Kandieng (កណ្ដៀង /km/) is a district in Pursat province, Cambodia. The district capital is at Kandieng town located about 12 km from the Provincial capital Pursat.

==Location==
Kandieng shares a border with the districts of Bakan to the west, Sampov Meas to the south and Krakor to the east. The northern part of the district encompasses a portion of the Tonle Sap lake and there is one settlement on the edge of the lake at Reang Til. This is a Tonle Sap floating village and the location moves depending on the water level in the lake.

According to the 1998 Census, Kandieng district is made up of 9 communes and 113 villages. The population of the district was 53,335 in 10,148 households at the time of the last census.

== Administration ==
The following table shows the villages of Kandieng district by commune.
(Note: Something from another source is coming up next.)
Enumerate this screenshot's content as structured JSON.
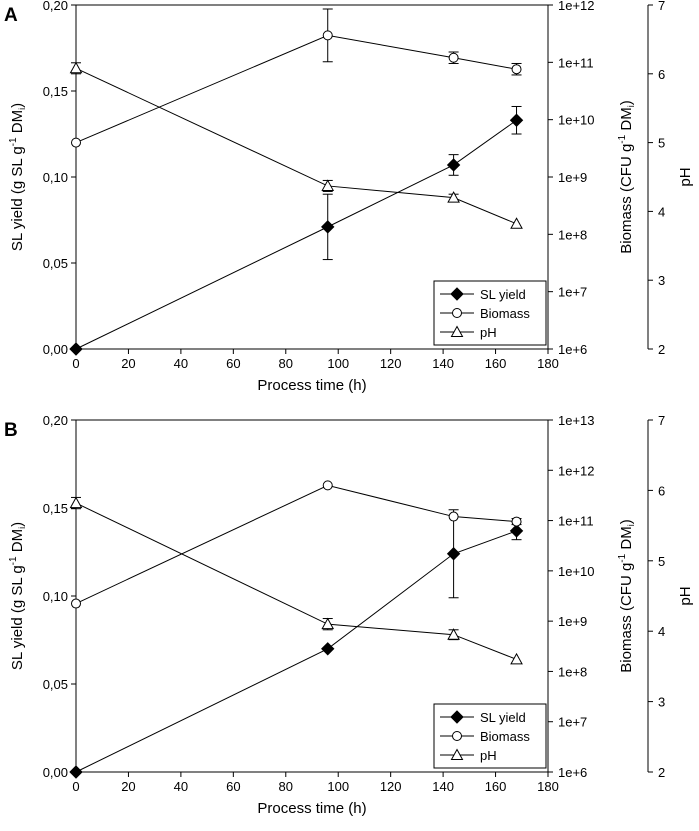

| Khum (communes) | Phum (villages) |
|---|---|
| Anlong Vil | Tuol Char, Ou Ba Krang, Voat Pou Ti Muoy, Voat Pou Ti Pir, Kampong Krabei, Phlov Krabei, Kanhcheu Bay Dach, Anlong Vil, Preaek Ta Vong, Preaek Ta Kong, Kaoh Krasang, Preaek Chheu Trav, Chey Chumneah, Boeng Chhuk, Phteah Kor, Kbal Romeas |
| Kandieng | Kampong Roka, Kaev Chey, Svay Yeang, Kandieng Knong, Kandieng, Sthani, Yos, Prey Kdei Leu, Prey Kdei Kandal, Prey Kdei Kraom, Sya, Bangkoul, Stueng Leu, Stueng Kraom, Kampong Krasang Leu, Kampong Krasang Kraom, Boeng Chhuk |
| Kanhchor | Kanhchor, Boeng Kranh, Preaek Trabaek, Samraong, Roleang, Tuol Totueng, Pou Andaet, Koun Kray, Dang Ou, Phlov Luong, Tbaeng Bangkeab, Kandal |
| Reang Til | Reang Til, Preaek, Charaoh, Kaoh Kaev, Kaoh K'aek |
| Srae Sdok | Banteay Traok, Chamkar Ta Pou, Phteah Kaoh, Saen Chey, Veal, Sarieng, Kdei Chhvit, Ta Mao Li, Pring Khpos, Trang, Thlea Ampil, Thmei, Chamreh, Bakur, Pou, Pou Pir, Entheakthyea |
| Svay Luong | Boeng Kranh, Roung Masin, Svay Luong, Svay Chan, Phlov Pouthi Vongs, Svay Chambak, Pou Laeung, Ka Kou, Sanlung, Svay Yeang, Phteah Srae, Chreaeng, Chheu Teal |
| Sya | Kampong Sambuor, Anlong Vil, Charuek, Boeng Chak, Kbal Peam, Trapeang Thma, Kbal Chheu Puk, Sya, Thlok, Prey Srakum, Voat Lieb |
| Veal | Kbal Hong, Pralay Thum, Veal, Pou Kambaor, Kanhcheu Bay Dach, Pou Damnak, Boeng Yea, Ta Sdei, Tuol Pongro |
| Kaoh Chum | Anlong Hab, Spean, Dang Rung, Dang Lang, Sdok Chum, Damrei Sa, Phteah Pring, Kien, Ampil Kanhchrinh, Tuol Ku |

==Characteristics==
Kandieng is home to several villages of traditional sculptors who work in marble. Buddhist statues and animal carvings are in strong demand and pieces from Kandieng are sold as far away as Phnom Penh and Siem Reap. The marble is quarried in the Cardamom Mountains in Veal Veang district and often transported to Kandieng via oxcart. In these villages marble carving is a skill that has been handed down through families over generations.

Although there are many execution sites in Pursat, Kandieng is also home to one of the major execution sites (sometimes called killing fields) of the Khmer Rouge in Pursat province. It is located near Srae Sdok about 6 kilometres from the Tonle Sap. The Tuol Purchrey killing site was a military fort for government soldiers during the Lon Nol period. Systematic executions were carried out at Tuol Purchrey from 1975 until 1978. People were transported to the site in large trucks, ordered out, tied up at gun point, and marched to be killed. Local researchers who visited and mapped the site interviewing surviving eyewitnesses estimated that over 10,000 people were executed here over 3 years.